Is this a victory ?
Politics is a dirty business. J.K Rowling pointed that out rather cleverly when Harry and his friends had to flush themselves into the Ministry of Magic via a public toilet. But that dirty business has since become dirtier still.
Jinnah and Gandhi had little in common except their chosen professions and an interest in politics. But their approach to politics was very different. Gandhi, the man who later dressed in just a homespun loincloth, represented his people in their fight for independence from the British, as a Hindu leader and social reformer. Jinnah, on the other hand, the debonair man who lived in a style well within his ample means, represented his people in their fight for a separate homeland as a lawyer who happened to be Muslim. Their rhetoric was different, and their choices in life very different. Gandhi married within his caste and religion at the age of six. Jinnah made a similar choice initially, marrying his cousin at an early age. She died within a few months of marriage. He did not marry again till he was in his forties, and this time he married very much by choice – Rattan Bai, a non-Muslim, by whom he had a daughter.

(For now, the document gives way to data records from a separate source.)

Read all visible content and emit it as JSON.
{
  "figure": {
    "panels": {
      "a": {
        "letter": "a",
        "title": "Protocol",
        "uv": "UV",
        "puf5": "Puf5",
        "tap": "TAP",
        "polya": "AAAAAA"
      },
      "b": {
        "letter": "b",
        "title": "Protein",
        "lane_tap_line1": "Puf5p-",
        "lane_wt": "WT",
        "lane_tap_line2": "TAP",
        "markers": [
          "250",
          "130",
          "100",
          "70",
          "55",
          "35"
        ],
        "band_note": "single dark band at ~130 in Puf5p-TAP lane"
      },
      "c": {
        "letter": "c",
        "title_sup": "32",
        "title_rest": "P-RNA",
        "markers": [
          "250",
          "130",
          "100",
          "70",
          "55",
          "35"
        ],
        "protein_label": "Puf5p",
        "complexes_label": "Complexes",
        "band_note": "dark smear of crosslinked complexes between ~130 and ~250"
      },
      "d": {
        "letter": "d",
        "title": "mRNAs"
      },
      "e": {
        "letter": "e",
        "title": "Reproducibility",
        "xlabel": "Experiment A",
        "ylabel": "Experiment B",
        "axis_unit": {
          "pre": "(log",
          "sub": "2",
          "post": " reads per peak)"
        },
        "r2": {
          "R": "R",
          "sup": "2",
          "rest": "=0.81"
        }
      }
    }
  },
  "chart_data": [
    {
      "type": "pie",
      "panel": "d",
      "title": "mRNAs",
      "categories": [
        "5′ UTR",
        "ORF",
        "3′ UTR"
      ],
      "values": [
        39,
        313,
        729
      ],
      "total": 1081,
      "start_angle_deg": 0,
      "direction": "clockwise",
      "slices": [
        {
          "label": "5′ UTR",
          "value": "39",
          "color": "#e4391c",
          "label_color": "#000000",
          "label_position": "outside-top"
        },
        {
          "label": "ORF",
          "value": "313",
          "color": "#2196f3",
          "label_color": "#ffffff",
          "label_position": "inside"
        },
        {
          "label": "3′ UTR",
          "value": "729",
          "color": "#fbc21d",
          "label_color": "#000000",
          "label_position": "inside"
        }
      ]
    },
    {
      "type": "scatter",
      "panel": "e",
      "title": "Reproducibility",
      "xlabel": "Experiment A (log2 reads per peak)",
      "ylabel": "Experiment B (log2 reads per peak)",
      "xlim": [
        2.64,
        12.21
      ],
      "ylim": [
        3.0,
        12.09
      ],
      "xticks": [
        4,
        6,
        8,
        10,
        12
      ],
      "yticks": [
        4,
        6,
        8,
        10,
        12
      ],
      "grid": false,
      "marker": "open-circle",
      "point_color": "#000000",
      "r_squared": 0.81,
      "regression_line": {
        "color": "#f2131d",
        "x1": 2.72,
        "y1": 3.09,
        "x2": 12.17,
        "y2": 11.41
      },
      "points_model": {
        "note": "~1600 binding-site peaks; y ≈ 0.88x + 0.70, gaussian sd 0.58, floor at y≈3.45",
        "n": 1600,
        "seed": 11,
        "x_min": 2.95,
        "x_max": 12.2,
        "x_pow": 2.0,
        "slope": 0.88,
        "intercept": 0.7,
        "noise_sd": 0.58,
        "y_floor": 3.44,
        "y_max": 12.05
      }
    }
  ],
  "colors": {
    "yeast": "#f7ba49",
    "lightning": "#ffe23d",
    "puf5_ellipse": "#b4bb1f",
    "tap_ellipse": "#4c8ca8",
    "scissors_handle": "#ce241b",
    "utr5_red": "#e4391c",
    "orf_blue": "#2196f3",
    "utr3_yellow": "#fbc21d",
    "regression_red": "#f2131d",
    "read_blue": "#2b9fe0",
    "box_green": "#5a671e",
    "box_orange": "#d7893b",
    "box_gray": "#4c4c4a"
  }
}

To bring Jinnah’s name into an argument is to open a can of worms although God knows we like to have his portrait stuck on the wall everywhere, just as, figuratively, for important religious figures. But let’s open the can just far enough to allow the dignity to be visible. It would be hard to hear what Jinnah said at any given moment because this is the man who never yelled into a mike.

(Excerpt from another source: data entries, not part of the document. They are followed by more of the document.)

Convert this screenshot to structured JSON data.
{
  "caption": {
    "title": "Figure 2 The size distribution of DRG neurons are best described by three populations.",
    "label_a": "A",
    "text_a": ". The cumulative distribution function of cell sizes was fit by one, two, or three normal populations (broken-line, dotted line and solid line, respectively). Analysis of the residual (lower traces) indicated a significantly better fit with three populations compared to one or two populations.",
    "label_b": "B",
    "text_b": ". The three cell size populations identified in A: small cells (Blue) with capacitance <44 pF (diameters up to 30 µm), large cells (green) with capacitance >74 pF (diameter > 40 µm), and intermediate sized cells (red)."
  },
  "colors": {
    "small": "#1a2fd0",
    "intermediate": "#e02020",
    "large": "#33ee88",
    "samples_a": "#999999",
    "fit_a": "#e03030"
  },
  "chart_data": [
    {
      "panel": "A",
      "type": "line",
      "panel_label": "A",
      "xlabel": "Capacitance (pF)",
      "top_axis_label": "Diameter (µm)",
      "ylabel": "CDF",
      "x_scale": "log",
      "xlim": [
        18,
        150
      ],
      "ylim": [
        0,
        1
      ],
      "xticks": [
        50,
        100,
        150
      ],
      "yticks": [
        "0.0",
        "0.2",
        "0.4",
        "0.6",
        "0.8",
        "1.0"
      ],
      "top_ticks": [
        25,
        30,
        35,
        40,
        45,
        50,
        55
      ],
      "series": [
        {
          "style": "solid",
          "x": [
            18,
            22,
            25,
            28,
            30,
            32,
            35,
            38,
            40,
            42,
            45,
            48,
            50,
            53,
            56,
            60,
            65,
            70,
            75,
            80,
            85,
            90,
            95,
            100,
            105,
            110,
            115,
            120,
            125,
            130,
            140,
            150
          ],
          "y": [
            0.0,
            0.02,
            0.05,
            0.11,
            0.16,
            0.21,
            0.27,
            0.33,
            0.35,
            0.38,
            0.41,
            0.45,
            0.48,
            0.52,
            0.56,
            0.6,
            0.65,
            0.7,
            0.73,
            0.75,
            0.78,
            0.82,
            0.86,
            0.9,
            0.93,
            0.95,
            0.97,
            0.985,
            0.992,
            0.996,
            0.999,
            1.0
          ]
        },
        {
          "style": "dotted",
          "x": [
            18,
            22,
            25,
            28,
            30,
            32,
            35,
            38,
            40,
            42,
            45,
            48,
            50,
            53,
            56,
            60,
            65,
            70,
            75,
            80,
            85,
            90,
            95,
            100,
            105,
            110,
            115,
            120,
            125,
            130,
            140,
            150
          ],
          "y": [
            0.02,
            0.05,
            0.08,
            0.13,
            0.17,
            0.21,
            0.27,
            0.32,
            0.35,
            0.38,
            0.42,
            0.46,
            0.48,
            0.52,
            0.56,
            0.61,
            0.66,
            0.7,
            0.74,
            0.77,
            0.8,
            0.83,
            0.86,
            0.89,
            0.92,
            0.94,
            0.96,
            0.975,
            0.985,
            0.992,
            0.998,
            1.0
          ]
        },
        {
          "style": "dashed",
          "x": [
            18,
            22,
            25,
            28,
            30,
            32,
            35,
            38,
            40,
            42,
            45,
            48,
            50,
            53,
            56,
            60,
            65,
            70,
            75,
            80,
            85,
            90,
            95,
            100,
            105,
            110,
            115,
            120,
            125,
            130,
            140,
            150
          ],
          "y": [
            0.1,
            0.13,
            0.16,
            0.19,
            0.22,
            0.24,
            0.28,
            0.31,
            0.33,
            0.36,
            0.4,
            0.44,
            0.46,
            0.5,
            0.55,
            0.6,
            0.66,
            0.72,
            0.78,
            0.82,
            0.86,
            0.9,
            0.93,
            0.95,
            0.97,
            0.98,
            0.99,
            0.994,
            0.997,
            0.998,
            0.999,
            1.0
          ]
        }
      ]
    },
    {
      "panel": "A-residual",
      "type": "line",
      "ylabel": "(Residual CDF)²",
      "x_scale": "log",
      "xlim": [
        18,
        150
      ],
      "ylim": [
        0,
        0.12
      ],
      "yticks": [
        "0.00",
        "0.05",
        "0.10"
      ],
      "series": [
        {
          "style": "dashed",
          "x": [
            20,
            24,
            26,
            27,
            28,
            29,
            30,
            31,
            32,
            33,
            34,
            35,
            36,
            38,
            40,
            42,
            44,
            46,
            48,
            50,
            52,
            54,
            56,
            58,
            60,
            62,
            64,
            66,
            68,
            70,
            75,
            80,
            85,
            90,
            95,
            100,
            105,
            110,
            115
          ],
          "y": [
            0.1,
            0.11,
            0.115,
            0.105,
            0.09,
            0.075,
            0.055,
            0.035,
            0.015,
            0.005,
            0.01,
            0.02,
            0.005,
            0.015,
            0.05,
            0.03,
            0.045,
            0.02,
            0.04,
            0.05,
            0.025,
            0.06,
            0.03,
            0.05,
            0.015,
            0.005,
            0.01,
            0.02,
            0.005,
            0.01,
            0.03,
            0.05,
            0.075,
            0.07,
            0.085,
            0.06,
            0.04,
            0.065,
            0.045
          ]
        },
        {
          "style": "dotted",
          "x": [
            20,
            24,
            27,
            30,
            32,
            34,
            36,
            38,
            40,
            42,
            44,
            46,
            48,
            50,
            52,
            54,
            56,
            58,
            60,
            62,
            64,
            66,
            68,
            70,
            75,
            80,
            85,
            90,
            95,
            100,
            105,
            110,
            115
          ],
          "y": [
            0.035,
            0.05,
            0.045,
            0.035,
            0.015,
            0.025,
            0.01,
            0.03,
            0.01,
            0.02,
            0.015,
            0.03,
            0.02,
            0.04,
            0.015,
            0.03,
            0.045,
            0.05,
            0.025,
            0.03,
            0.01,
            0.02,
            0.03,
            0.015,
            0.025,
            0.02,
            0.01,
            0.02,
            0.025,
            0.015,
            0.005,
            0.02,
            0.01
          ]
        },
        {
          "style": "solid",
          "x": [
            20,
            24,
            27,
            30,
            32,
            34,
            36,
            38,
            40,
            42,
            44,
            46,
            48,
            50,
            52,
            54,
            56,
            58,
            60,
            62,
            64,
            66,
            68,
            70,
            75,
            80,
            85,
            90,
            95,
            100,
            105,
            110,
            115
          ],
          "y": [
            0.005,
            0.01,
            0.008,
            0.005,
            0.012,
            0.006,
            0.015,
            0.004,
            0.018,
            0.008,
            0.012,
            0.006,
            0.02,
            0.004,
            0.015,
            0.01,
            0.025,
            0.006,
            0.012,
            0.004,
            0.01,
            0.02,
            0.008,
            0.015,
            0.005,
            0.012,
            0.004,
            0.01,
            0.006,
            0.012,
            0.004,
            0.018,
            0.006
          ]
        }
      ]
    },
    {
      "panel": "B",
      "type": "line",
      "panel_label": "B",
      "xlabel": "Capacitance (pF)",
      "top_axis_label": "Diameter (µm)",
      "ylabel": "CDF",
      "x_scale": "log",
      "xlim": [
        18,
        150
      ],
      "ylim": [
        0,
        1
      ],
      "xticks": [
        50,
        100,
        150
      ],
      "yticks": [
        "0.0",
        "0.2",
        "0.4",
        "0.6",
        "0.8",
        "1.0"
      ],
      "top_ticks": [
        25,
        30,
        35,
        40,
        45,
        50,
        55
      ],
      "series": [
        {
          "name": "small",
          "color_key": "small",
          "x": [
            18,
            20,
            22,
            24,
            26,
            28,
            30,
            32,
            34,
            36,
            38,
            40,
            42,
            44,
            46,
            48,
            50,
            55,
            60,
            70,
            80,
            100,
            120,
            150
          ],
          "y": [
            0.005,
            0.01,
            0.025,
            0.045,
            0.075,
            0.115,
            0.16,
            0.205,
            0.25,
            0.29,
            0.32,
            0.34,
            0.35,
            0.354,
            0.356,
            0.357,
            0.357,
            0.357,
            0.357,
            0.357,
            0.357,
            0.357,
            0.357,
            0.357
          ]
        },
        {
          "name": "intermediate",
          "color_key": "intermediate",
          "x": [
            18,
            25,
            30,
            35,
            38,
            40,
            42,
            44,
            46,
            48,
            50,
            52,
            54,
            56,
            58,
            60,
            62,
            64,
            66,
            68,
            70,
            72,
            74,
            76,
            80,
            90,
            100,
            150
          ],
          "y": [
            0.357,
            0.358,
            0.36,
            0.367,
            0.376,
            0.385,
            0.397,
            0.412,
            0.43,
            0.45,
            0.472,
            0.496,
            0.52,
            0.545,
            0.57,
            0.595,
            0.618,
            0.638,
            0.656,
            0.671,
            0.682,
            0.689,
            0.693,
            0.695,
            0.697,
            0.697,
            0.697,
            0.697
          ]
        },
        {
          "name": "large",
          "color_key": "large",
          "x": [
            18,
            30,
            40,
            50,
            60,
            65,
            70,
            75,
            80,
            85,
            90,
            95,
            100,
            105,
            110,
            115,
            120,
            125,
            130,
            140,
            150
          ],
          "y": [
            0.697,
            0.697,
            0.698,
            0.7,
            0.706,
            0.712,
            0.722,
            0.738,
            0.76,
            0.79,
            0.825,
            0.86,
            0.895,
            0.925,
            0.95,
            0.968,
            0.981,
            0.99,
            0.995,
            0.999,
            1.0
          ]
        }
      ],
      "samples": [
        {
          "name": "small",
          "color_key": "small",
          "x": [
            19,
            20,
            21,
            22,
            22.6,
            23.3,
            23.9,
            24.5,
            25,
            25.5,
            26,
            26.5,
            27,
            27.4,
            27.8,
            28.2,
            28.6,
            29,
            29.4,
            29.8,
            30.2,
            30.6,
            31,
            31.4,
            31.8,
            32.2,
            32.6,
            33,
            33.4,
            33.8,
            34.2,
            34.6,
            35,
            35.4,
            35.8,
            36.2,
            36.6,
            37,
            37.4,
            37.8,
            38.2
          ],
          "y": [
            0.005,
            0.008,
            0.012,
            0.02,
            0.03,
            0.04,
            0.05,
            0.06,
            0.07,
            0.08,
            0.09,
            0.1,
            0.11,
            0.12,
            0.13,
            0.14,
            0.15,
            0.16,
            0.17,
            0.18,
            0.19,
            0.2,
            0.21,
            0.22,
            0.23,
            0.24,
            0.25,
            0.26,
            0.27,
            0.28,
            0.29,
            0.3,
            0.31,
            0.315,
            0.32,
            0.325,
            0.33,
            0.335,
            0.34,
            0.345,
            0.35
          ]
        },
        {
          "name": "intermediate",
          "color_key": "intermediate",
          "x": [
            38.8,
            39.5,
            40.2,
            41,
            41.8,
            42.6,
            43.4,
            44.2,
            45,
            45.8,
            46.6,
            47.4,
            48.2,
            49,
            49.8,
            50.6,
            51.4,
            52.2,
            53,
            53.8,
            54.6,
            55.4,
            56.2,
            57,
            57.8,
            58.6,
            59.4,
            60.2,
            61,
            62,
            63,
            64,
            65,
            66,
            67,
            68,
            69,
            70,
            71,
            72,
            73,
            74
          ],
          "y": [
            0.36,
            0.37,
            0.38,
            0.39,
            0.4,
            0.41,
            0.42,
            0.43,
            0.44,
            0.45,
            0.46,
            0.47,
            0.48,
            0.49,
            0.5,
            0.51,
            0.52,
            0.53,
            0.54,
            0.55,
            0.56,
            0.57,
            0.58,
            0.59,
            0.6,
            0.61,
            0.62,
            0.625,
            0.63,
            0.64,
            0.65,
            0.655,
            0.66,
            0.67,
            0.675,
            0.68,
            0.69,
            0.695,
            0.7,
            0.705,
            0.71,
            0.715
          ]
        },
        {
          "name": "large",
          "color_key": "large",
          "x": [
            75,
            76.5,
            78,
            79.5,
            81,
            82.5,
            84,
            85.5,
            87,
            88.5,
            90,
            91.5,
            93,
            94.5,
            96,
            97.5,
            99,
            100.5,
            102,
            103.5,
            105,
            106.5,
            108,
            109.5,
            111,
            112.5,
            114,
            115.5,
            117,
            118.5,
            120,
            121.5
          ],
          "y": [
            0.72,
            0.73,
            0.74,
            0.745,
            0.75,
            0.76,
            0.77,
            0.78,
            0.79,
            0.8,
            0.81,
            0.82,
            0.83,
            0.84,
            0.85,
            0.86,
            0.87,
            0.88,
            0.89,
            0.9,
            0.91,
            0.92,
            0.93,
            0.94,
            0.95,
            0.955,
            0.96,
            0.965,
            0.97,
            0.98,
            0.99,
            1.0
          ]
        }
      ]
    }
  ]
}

Gandhi was assassinated a few months before Jinnah himself died. Here is the statement issued by Jinnah on the occasion of Gandhi’s death:
‘I am shocked to learn of the most dastardly attack on the life of Mr Gandhi, resulting in his death. There can be no controversy in the face of death. Whatever our political differences, he was one of the greatest men produced by the Hindu community, and a leader who commanded their universal confidence and respect. I wish to express my deep sorrow, and sincerely sympathise with the greater Hindu community and his family with their bereavement at this momentous, historical and critical juncture soon after the birth of freedom for Hindustan and Pakistan. The loss to the Dominion of India is irreparable, and it will be very difficult to fill the vacuum created by the passing away of such a great man at this moment.’

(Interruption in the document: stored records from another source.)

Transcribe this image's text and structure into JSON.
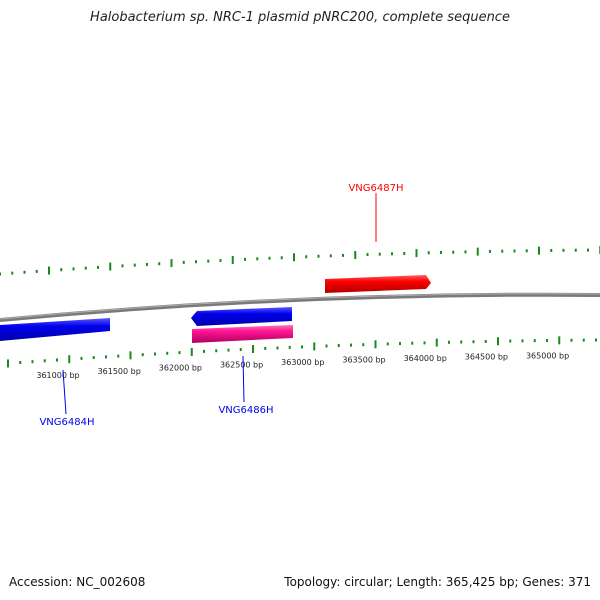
{
  "title": "Halobacterium sp. NRC-1 plasmid pNRC200, complete sequence",
  "footer": {
    "accession": "Accession: NC_002608",
    "summary": "Topology: circular; Length: 365,425 bp; Genes: 371"
  },
  "ruler": {
    "labels": [
      "361000 bp",
      "361500 bp",
      "362000 bp",
      "362500 bp",
      "363000 bp",
      "363500 bp",
      "364000 bp",
      "364500 bp",
      "365000 bp"
    ],
    "tick_color": "#1a8a1a"
  },
  "genes": [
    {
      "name": "VNG6484H",
      "strand": "reverse",
      "color": "#0000ee"
    },
    {
      "name": "VNG6486H",
      "strand": "reverse",
      "color": "#0000ee"
    },
    {
      "name": "VNG6487H",
      "strand": "forward",
      "color": "#ff0000"
    }
  ],
  "colors": {
    "backbone": "#808080",
    "rna_feature": "#ff1493",
    "forward": "#ff0000",
    "reverse": "#0000ee"
  }
}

Nawaz Sharif, just removed from his elected position as Prime Minister of Pakistan has the dubious distinction of joining a long list of Prime Ministers, some of whom resigned (Chaudhry Mohammad Ali, Suharwardy, Chundrigar) or were assassinated (Liaquat Ali Khan), or were simply removed from office….all the rest, not counting those who were serving an interim term. The British newspaper, the Independent, calls this removal ‘a double edged sword’ for Pakistan, saying that this, yet another premature dismissal of an elected government, could reinforce the army’s grip over the country’s fate. Although the Independent is also right when it says later that the army already dictates in this country, and might no longer wish to ‘officially’ take over by means of a coup.
Note the contrast in dignity between earlier political figures of this country and those today.
When the verdict was announced, the PTI celebrated the Supreme Court’s verdict by distributing ladoo. Imran Khan praised the country’s judiciary for disqualifying Prime Minister Nawaz Sharif from office. Khan believes this verdict will help eliminate corruption from the country, and at a news conference called the disqualification a “good omen” for Pakistan, adding that everyone who looted the nation’s wealth should face a similar fate.
He then asked his party supporters and other countrymen to make their way to Islamabad to celebrate the opposition’s victory in a “battle against corrupt elements.” He of course will be there, along with his close supporters, most of whom are wealthy landowners and – well, very wealthy.
As I wrote this article, on Sunday, the PTI was getting ready for that celebratory rally in Rawalpindi. That rally that, as we saw, was full of those who expect the dismissal of the government to be a ‘new beginning’. How naïve can you get, to imagine the puppet is moving on its own with nothing in view except accountability? At least the Khan may claim the excuse of a bouncer to the head at some stage in his earlier career.
That the route to Sharif’s dismissal is paved by a million hollow blocks appears to be lost in the current mindless atmosphere. We have Imran Khan proudly saying on public television, that one of the judges on the bench that convicted Sharif told him to ‘bring the Panama Case to the Supreme Court, and he would handle the rest.’ Would you consider a man who admits to such communication with a Supreme Court judge – whether or not this claim is true – to have any inkling whatsoever of justice, much less governance and democracy? Do you really, truly want such a man as Prime Minister?
Do you really think that the verdict issued by a panel containing a judge who could say such a thing, even one who would be in contact with an interested party, to be valid?
Really, the stink in this public toilet is enough to make a person sick, but as hard to stomach is the fact that many people appear to think the stench is attar of roses.